The Myth of Corpus-in Solution-out
The other crucial point about the blind adoption of machine learning/deep learning technologies is their reliability in a real production context. The context here is important: I think that in language evaluations machine learning (ML) methods already proved to be highly effective. The point is: are they effective enough to be used to deliver reliable semantic analysis services?
Again, I would like to start from a concrete example. Vector based semantics (aka “matrix semantics”, aka “word embeddings”) is one of the nicest applications of neural networks in natural language processing (strictly speaking, it is not deep learning, as only one layer is used). They have the enormous advantage of guessing the semantics of words without the need of an annotated corpus: all you need is a reasonably big corpus. After a training phase, you just type a word and you get, for instance its synonyms. A good demo is available on the Rare Technologies site (end of the page). Now, try to type the word “time” and click “Get Most Similar”: you will have quite nice near-synonyms, such as “day”, “moment”, “period” etc. So far so good. Now try the same with the word “gin”. What you got are not synonyms but just related spirits: “whiskey”, “rum”, “brandy”, etc… What about an application which entirely relies on these words embeddings to provide results? Well, it will evidently confuse opinion about gin with opinions about rum, which is far from satisfactory.

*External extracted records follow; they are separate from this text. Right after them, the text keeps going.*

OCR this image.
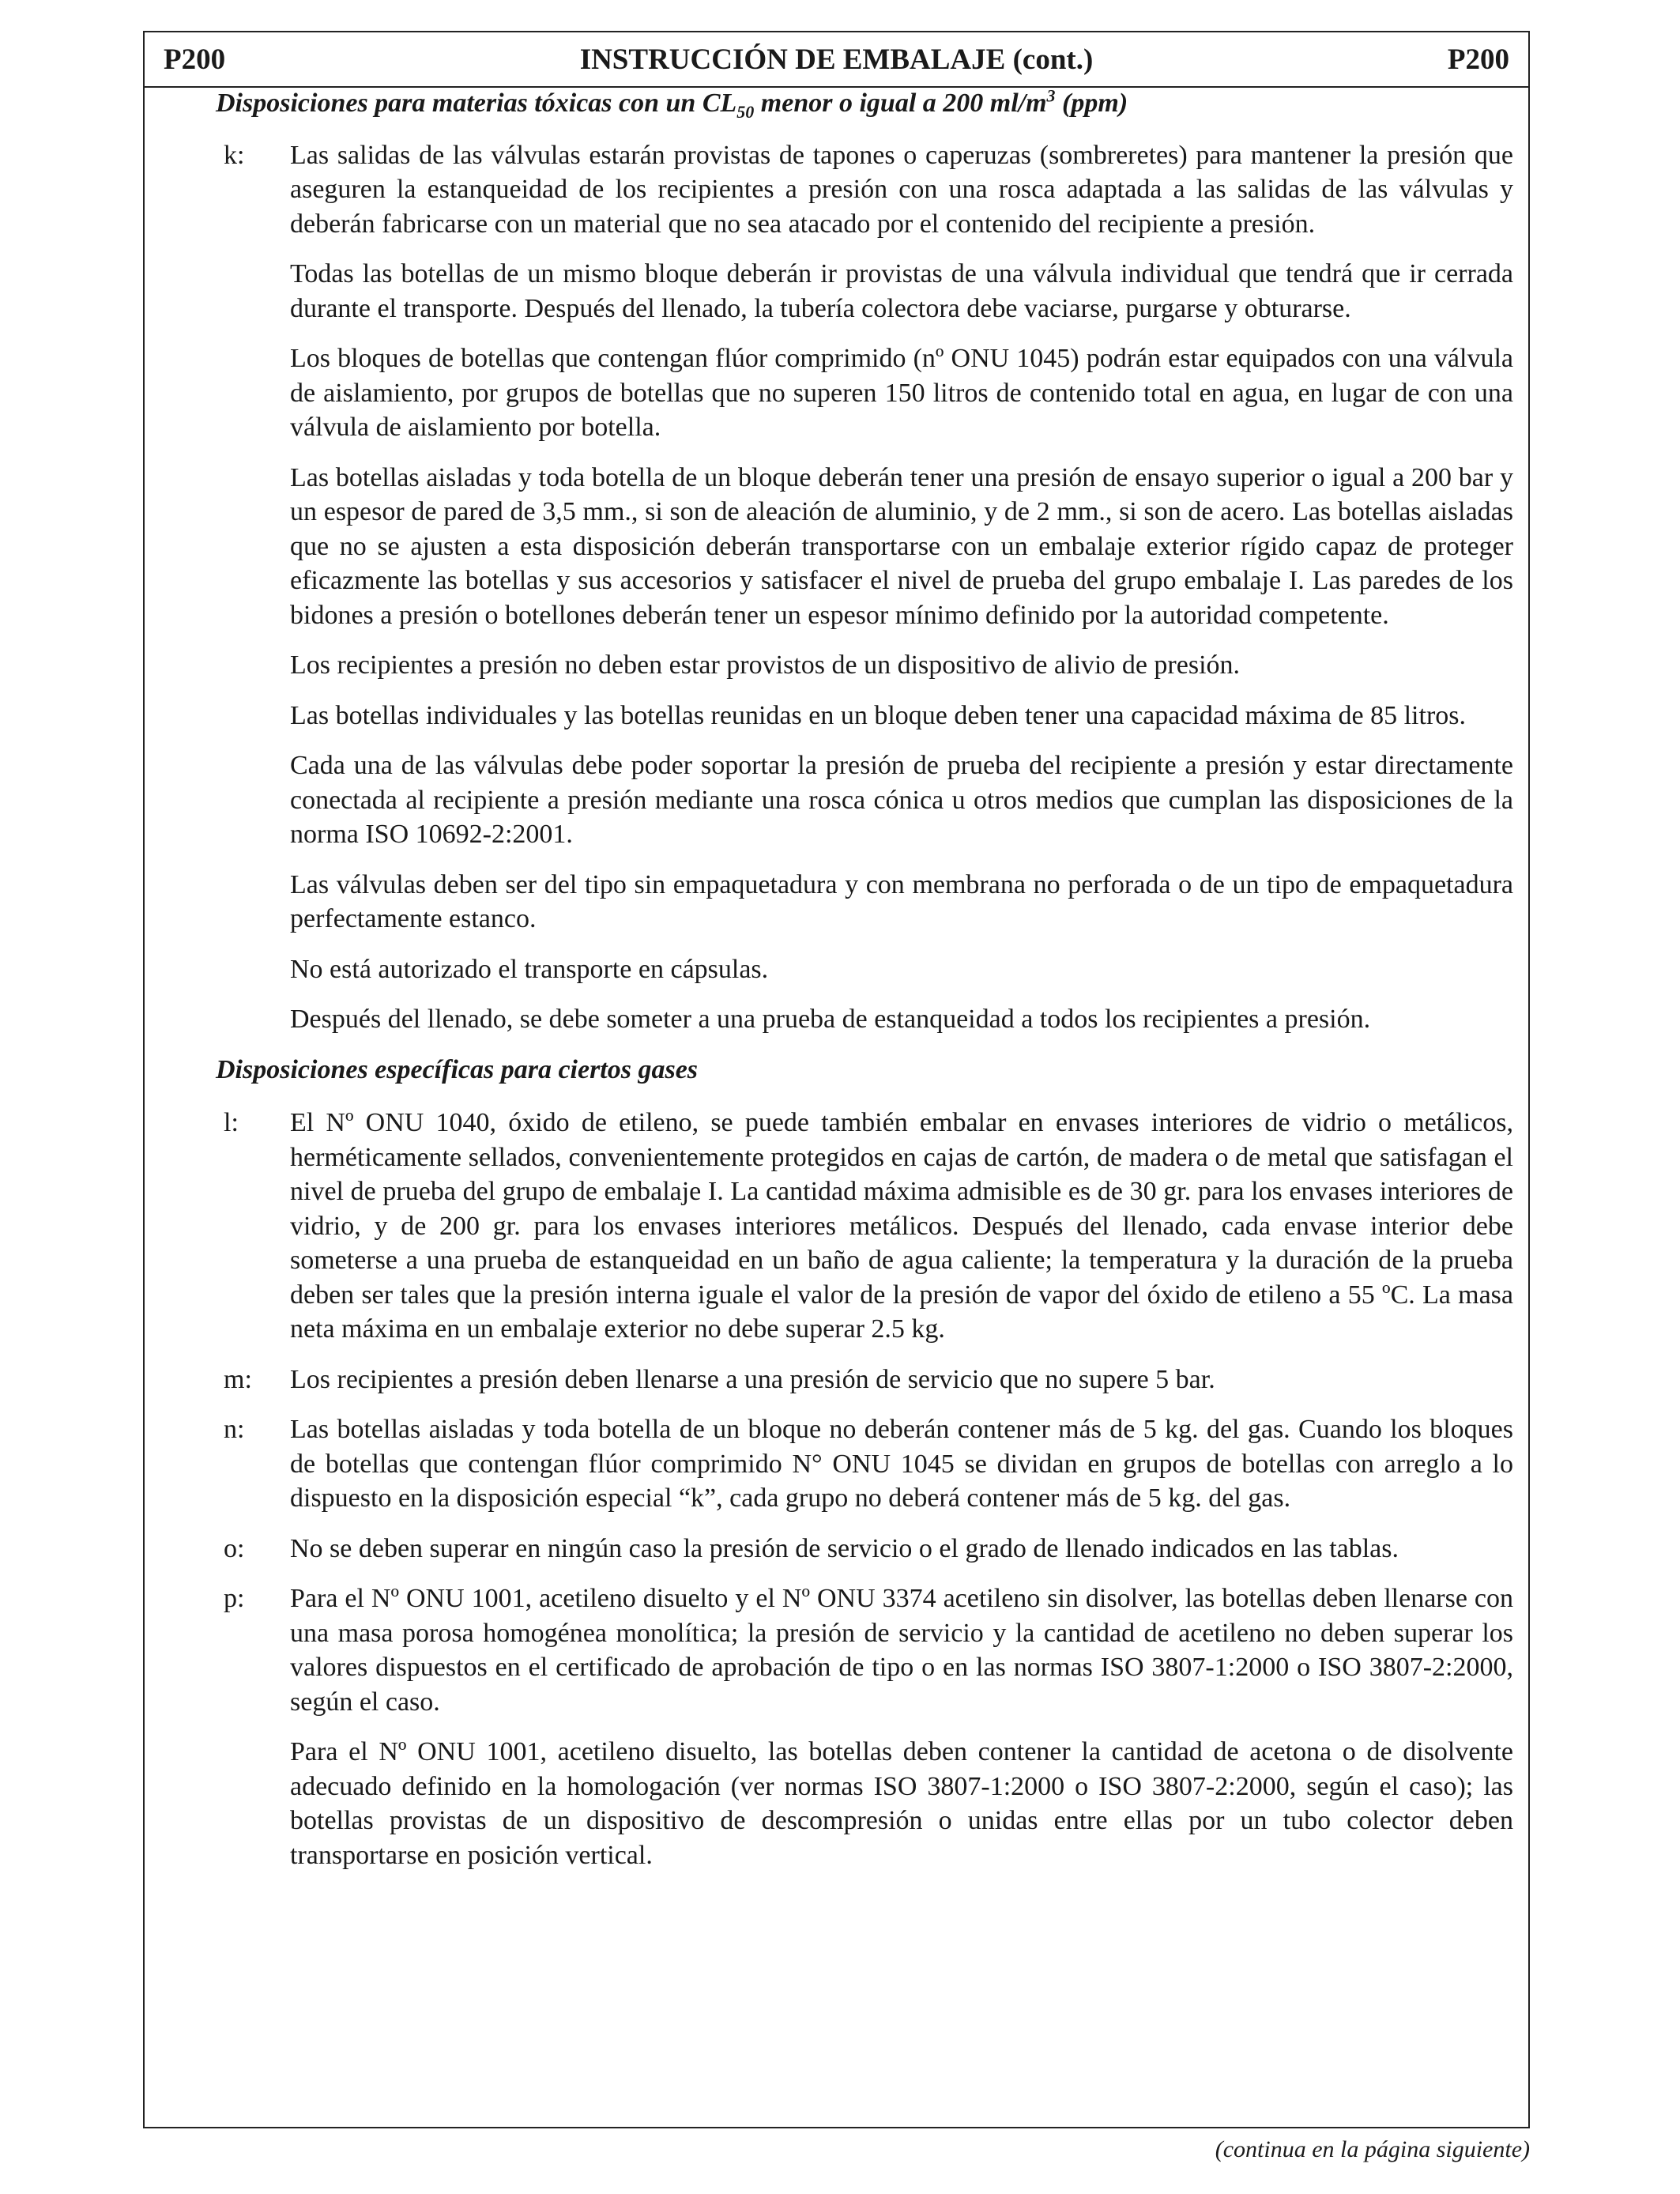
P200	INSTRUCCIÓN DE EMBALAJE (cont.)	P200
Disposiciones para materias tóxicas con un $CL_{50}$ menor o igual a 200 $ml/m^3$ (ppm)
k: Las salidas de las válvulas estarán provistas de tapones o caperuzas (sombreretes) para mantener la presión que aseguren la estanqueidad de los recipientes a presión con una rosca adaptada a las salidas de las válvulas y deberán fabricarse con un material que no sea atacado por el contenido del recipiente a presión.

Todas las botellas de un mismo bloque deberán ir provistas de una válvula individual que tendrá que ir cerrada durante el transporte. Después del llenado, la tubería colectora debe vaciarse, purgarse y obturarse.

Los bloques de botellas que contengan flúor comprimido (nº ONU 1045) podrán estar equipados con una válvula de aislamiento, por grupos de botellas que no superen 150 litros de contenido total en agua, en lugar de con una válvula de aislamiento por botella.

Las botellas aisladas y toda botella de un bloque deberán tener una presión de ensayo superior o igual a 200 bar y un espesor de pared de 3,5 mm., si son de aleación de aluminio, y de 2 mm., si son de acero. Las botellas aisladas que no se ajusten a esta disposición deberán transportarse con un embalaje exterior rígido capaz de proteger eficazmente las botellas y sus accesorios y satisfacer el nivel de prueba del grupo embalaje I. Las paredes de los bidones a presión o botellones deberán tener un espesor mínimo definido por la autoridad competente.

Los recipientes a presión no deben estar provistos de un dispositivo de alivio de presión.

Las botellas individuales y las botellas reunidas en un bloque deben tener una capacidad máxima de 85 litros.

Cada una de las válvulas debe poder soportar la presión de prueba del recipiente a presión y estar directamente conectada al recipiente a presión mediante una rosca cónica u otros medios que cumplan las disposiciones de la norma ISO 10692-2:2001.

Las válvulas deben ser del tipo sin empaquetadura y con membrana no perforada o de un tipo de empaquetadura perfectamente estanco.

No está autorizado el transporte en cápsulas.

Después del llenado, se debe someter a una prueba de estanqueidad a todos los recipientes a presión.

Disposiciones específicas para ciertos gases
l: El Nº ONU 1040, óxido de etileno, se puede también embalar en envases interiores de vidrio o metálicos, herméticamente sellados, convenientemente protegidos en cajas de cartón, de madera o de metal que satisfagan el nivel de prueba del grupo de embalaje I. La cantidad máxima admisible es de 30 gr. para los envases interiores de vidrio, y de 200 gr. para los envases interiores metálicos. Después del llenado, cada envase interior debe someterse a una prueba de estanqueidad en un baño de agua caliente; la temperatura y la duración de la prueba deben ser tales que la presión interna iguale el valor de la presión de vapor del óxido de etileno a 55 ºC. La masa neta máxima en un embalaje exterior no debe superar 2.5 kg.

m: Los recipientes a presión deben llenarse a una presión de servicio que no supere 5 bar.

n: Las botellas aisladas y toda botella de un bloque no deberán contener más de 5 kg. del gas. Cuando los bloques de botellas que contengan flúor comprimido N° ONU 1045 se dividan en grupos de botellas con arreglo a lo dispuesto en la disposición especial “k”, cada grupo no deberá contener más de 5 kg. del gas.

o: No se deben superar en ningún caso la presión de servicio o el grado de llenado indicados en las tablas.

p: Para el Nº ONU 1001, acetileno disuelto y el Nº ONU 3374 acetileno sin disolver, las botellas deben llenarse con una masa porosa homogénea monolítica; la presión de servicio y la cantidad de acetileno no deben superar los valores dispuestos en el certificado de aprobación de tipo o en las normas ISO 3807-1:2000 o ISO 3807-2:2000, según el caso.

Para el Nº ONU 1001, acetileno disuelto, las botellas deben contener la cantidad de acetona o de disolvente adecuado definido en la homologación (ver normas ISO 3807-1:2000 o ISO 3807-2:2000, según el caso); las botellas provistas de un dispositivo de descompresión o unidas entre ellas por un tubo colector deben transportarse en posición vertical.

(continua en la página siguiente)
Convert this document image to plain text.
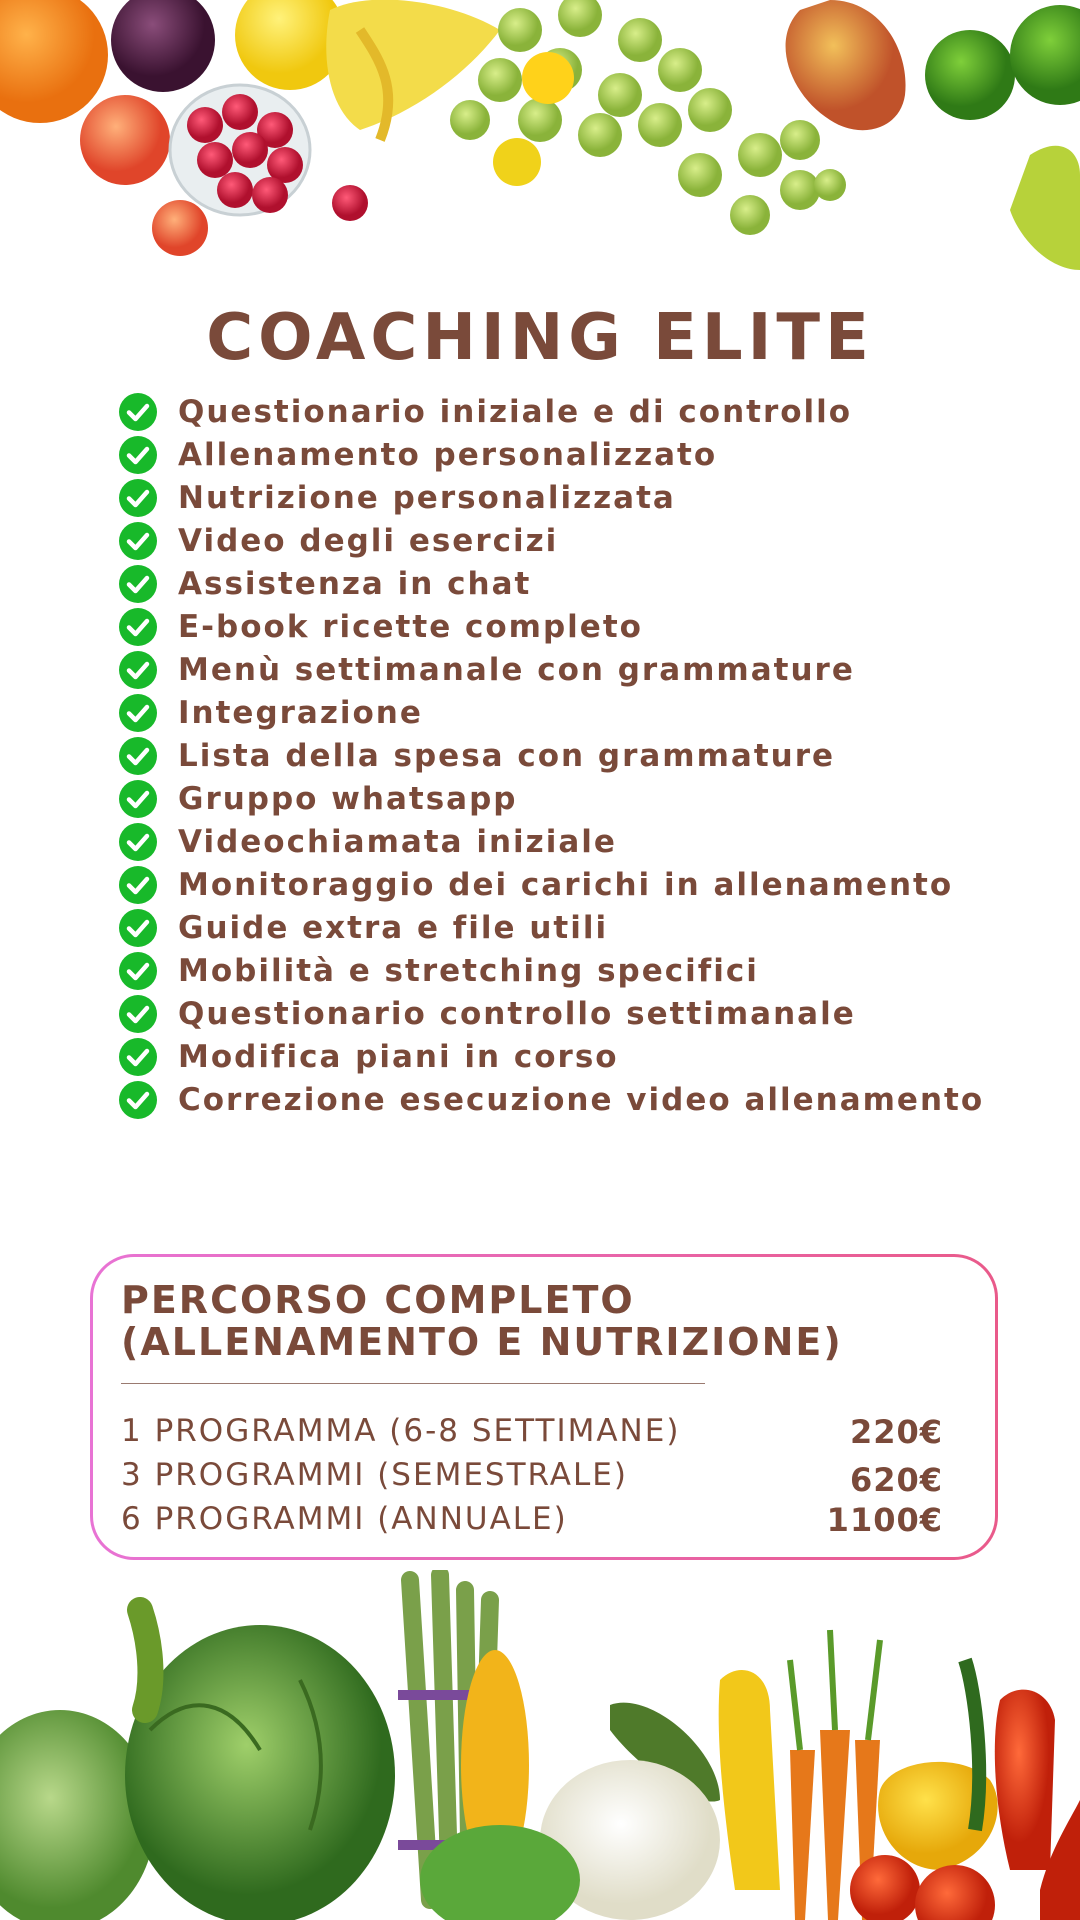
COACHING ELITE
Questionario iniziale e di controllo
Allenamento personalizzato
Nutrizione personalizzata
Video degli esercizi
Assistenza in chat
E-book ricette completo
Menù settimanale con grammature
Integrazione
Lista della spesa con grammature
Gruppo whatsapp
Videochiamata iniziale
Monitoraggio dei carichi in allenamento
Guide extra e file utili
Mobilità e stretching specifici
Questionario controllo settimanale
Modifica piani in corso
Correzione esecuzione video allenamento
PERCORSO COMPLETO
(ALLENAMENTO E NUTRIZIONE)
1 PROGRAMMA (6-8 SETTIMANE)	220€
3 PROGRAMMI (SEMESTRALE)	620€
6 PROGRAMMI (ANNUALE)	1100€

Another weak point of word embeddings is their inability (so far) to deal with one of the most complex problems of language, i.e. semantic ambiguity. Take the case of understanding the voice of the customer out of a corpus of reviews of watches. One part of the watch is evidently the case, which is a source of judgment with respect to its material, solidity, weight, aesthetics, etc. Unfortunately, if we ask our word embedding web application synonyms for “case”, we got think like “habeas_corpus_proceeding”, “prosecution”,”acquital”… The explanation is evident: the system confused the meaning of case as mechanical part with the one of case as trial. There are researchers working on the resolution of this problem, but the results are still not applicable in an production context.
The Reality of Hybrid Systems
All I said so far is not meant to be a criticism towards technologies such as deep learning or word embeddings. On the contrary they are both widely used by VoUbehind the scene. But the human must always stay in the loop to prevent “surprising” results. Of course by human I do not mean someone revising the results of the system. Such a human is needed, no doubt, she is called “analyst” and her work is crucial to make sense out of results. I rather mean professionals in the domain of Natural Language Processing, able to track language “traps” in specific domains and write rules to circumvent them. This integration of rules and statistical technologies gives what we call a hybrid system, i.e. a system 1) whose results are always predictable 2) whose behavior is understandable and 3) whose outcomes can be modified at any time without performing training again. As rule writing takes time and money, it is tempting to downgrade to the “statistics” only option. This might also work in specific tasks such as document classification. But it will just fail in a task as delicate as capturing user attitudes from social media for new product development. But I will return on this topic in a future blog.